I know this is oversimplifying a broad, complex, deep-seated, historical issue but in order to begin addressing this problem at its origin- our hearts- the solution is actually quite clear. Widen your circle of Us. Don't fool yourself that it's ok to separate and persecute some groups - the immigrants, the Republicans, people who like country music- no matter how minuscule or petty it may seem. You may claim that you're not a racist but if your circle of Us doesn't include all beings everywhere without exception, then you've still got work to do. Maybe you judge the poor. The obese. People who grew up in trailer parks. We all have this judgement inside of us - I know I do.

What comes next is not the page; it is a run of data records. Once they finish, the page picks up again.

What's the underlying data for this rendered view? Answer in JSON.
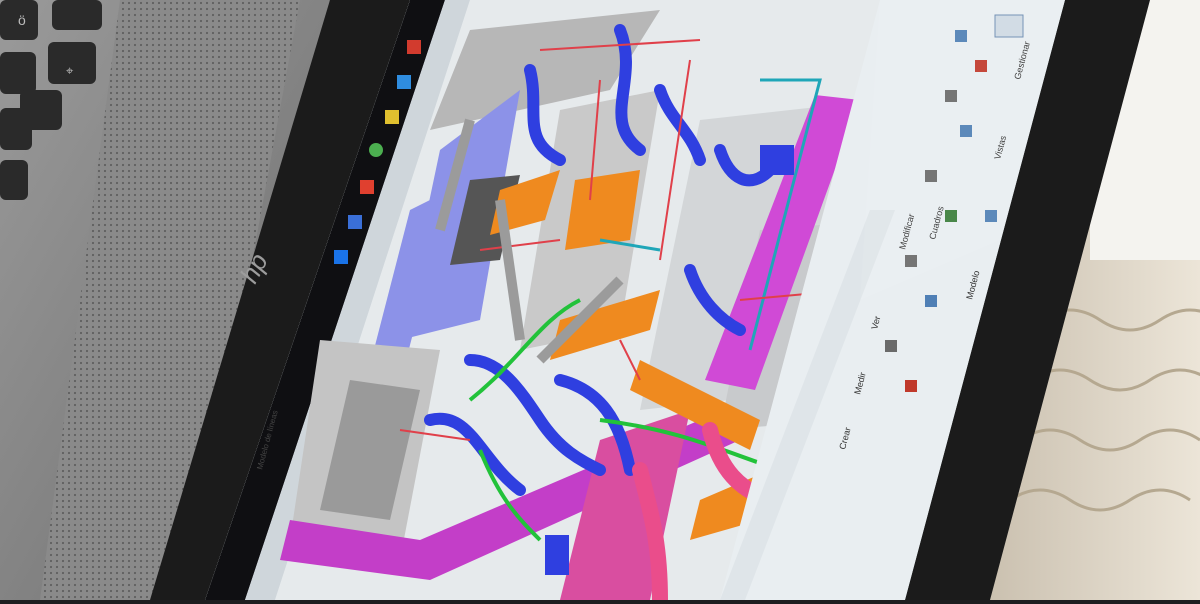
{
  "photo": {
    "subject": "laptop-screen-showing-3d-mep-model",
    "colors": {
      "laptop_body": "#8e8e8e",
      "speaker_grille": "#7a7a7a",
      "bezel": "#1b1b1b",
      "screen_bg": "#dfe6ea",
      "ribbon": "#e9eef1",
      "wall_right": "#d9cdbb",
      "duct_magenta": "#d04ad6",
      "pipe_blue": "#2f3fe0",
      "pipe_orange": "#ef8a1f",
      "pipe_green": "#22c23a",
      "pipe_red": "#e0404a",
      "pipe_cyan": "#1fa6b8",
      "structure_gray": "#b7b7b7",
      "slab_lavender": "#8c92e8"
    }
  },
  "laptop": {
    "logo": "hp-logo-icon"
  },
  "app": {
    "ribbon_labels": [
      "Cuadros",
      "Modificar",
      "Ver",
      "Medir",
      "Crear",
      "Vistas",
      "Modelo",
      "Gestionar"
    ],
    "left_panel_label": "Modelo de líneas"
  }
}
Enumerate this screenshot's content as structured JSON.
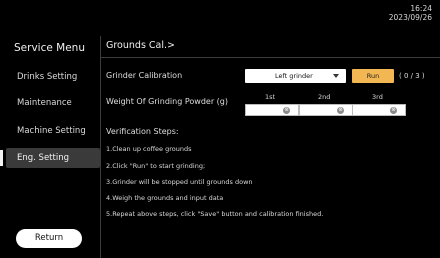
{
  "status": {
    "time": "16:24",
    "date": "2023/09/26"
  },
  "sidebar": {
    "title": "Service Menu",
    "items": [
      {
        "label": "Drinks Setting"
      },
      {
        "label": "Maintenance"
      },
      {
        "label": "Machine Setting"
      },
      {
        "label": "Eng. Setting",
        "active": true
      }
    ],
    "return_label": "Return"
  },
  "main": {
    "breadcrumb": "Grounds Cal.>",
    "grinder_calibration": {
      "label": "Grinder Calibration",
      "selected": "Left grinder",
      "run_label": "Run",
      "counter": "( 0 / 3 )"
    },
    "weight": {
      "label": "Weight Of Grinding Powder (g)",
      "columns": [
        "1st",
        "2nd",
        "3rd"
      ],
      "values": [
        "",
        "",
        ""
      ],
      "clear_icon": "clear-icon"
    },
    "verification": {
      "title": "Verification Steps:",
      "steps": [
        "1.Clean up coffee grounds",
        "2.Click \"Run\" to start grinding;",
        "3.Grinder will be stopped until grounds down",
        "4.Weigh the grounds and input data",
        "5.Repeat above steps, click \"Save\" button and calibration finished."
      ]
    }
  },
  "colors": {
    "background": "#000000",
    "accent": "#f2b652",
    "active_item": "#3a3a3a"
  }
}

Be honest with yourself and from that place of brutal honesty, begin your work.
There is a form of meditation known as Metta, or Loving Kindness meditation that is needed so intensely and on the largest possible scale in our world today. The premise is simple: you start by cultivating feelings of love and compassion for yourself, then someone you love, then someone you feel neutral about, then to someone you find difficult or have a beef with, then all of these 4 people equally, and then to the entire population of the world without exception. Recently I've been attempting to apply this meditative technique in a more immediate sense: that kid I just saw on the street who made me cross to the other side? May he be safe. May he be happy. May he be healthy. May he leave with ease. The person whose Facebook status made me really pissed off or jealous or judgey? May she be safe. May she be healthy. May she be happy. May she live with ease. The governments that are mongering war and even the cops who are senselessly shooting unarmed youths in the street? Even them. May they be safe, healthy, happy and free and may the powerful, connection-creating, union-promoting power of Us triumph over the evil, divisiveness of Us versus Them. I repeat these things in my head until the thoughts of separatism and hatred and Them-ness start to dissipate. I pray that I can cleanse my mind, my heart and my soul of these feelings of otherness towards my fellow human beings, gradually, and with repeated effort.

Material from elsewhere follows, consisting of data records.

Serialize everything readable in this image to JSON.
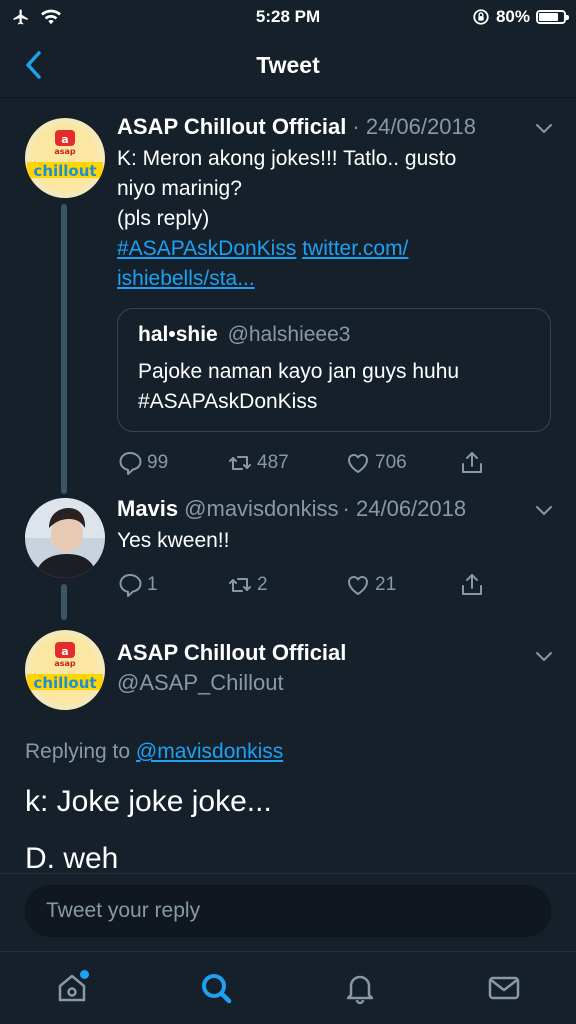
{
  "status_bar": {
    "time": "5:28 PM",
    "battery": "80%"
  },
  "nav": {
    "title": "Tweet"
  },
  "tweets": [
    {
      "name": "ASAP Chillout Official",
      "date": "24/06/2018",
      "avatar_text": "asap",
      "avatar_logo": "chillout",
      "lines": [
        "K: Meron akong jokes!!! Tatlo.. gusto",
        "niyo marinig?",
        "(pls reply)"
      ],
      "hashtag": "#ASAPAskDonKiss",
      "link1": "twitter.com/",
      "link2": "ishiebells/sta...",
      "quote": {
        "name": "hal•shie",
        "handle": "@halshieee3",
        "text1": "Pajoke naman kayo jan guys huhu",
        "text2": "#ASAPAskDonKiss"
      },
      "replies": "99",
      "retweets": "487",
      "likes": "706"
    },
    {
      "name": "Mavis",
      "handle": "@mavisdonkiss",
      "date": "24/06/2018",
      "text": "Yes kween!!",
      "replies": "1",
      "retweets": "2",
      "likes": "21"
    },
    {
      "name": "ASAP Chillout Official",
      "handle": "@ASAP_Chillout",
      "avatar_text": "asap",
      "avatar_logo": "chillout",
      "replying_label": "Replying to",
      "replying_to": "@mavisdonkiss",
      "line1": "k: Joke joke joke...",
      "line2": "D. weh"
    }
  ],
  "reply_box": {
    "placeholder": "Tweet your reply"
  },
  "tabs": [
    "home-icon",
    "search-icon",
    "notifications-icon",
    "messages-icon"
  ],
  "colors": {
    "bg": "#15202b",
    "accent": "#1da1f2",
    "muted": "#8899a6"
  }
}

As children, we are taught that we are different- that we are special. We're this race, that nationality. We live in this neighborhood and have that much money. We are taught this outwardly and silently by our parents, our school systems, and by society at large. Us versus Them is not something any of us can avoid. Even though I was raised in an open-minded family in the North and attended only public school, I was not immune to it. The only way to combat this ingrained mentality is through constant reinforcement of loving kindness. Breaking down the dividing walls around our hearts and inviting in those we love, those we feel neutral about, those we hate, judge, or fear, and then all beings everywhere in- without exception. By unlearning and relearning how we classify others. By attempting, no, by DARING not to classify other individuals at all.
If the world is weighing heavy on your heart as of late, don't despair. Don't become complacent or lose your faith in humanity. Sometimes bad things have to happen to wake us up out of our fogs of blissful ignorance. Sometimes these things are small, like a candid comment at a crawfish boil and sometimes they are huge, seismic, societal shifts. They involve violence, and rioting, and the loss of innocent lives. These events are only horrific and senseless if they don't encourage us to change. Start with yourself, which is truly, the only place you can start.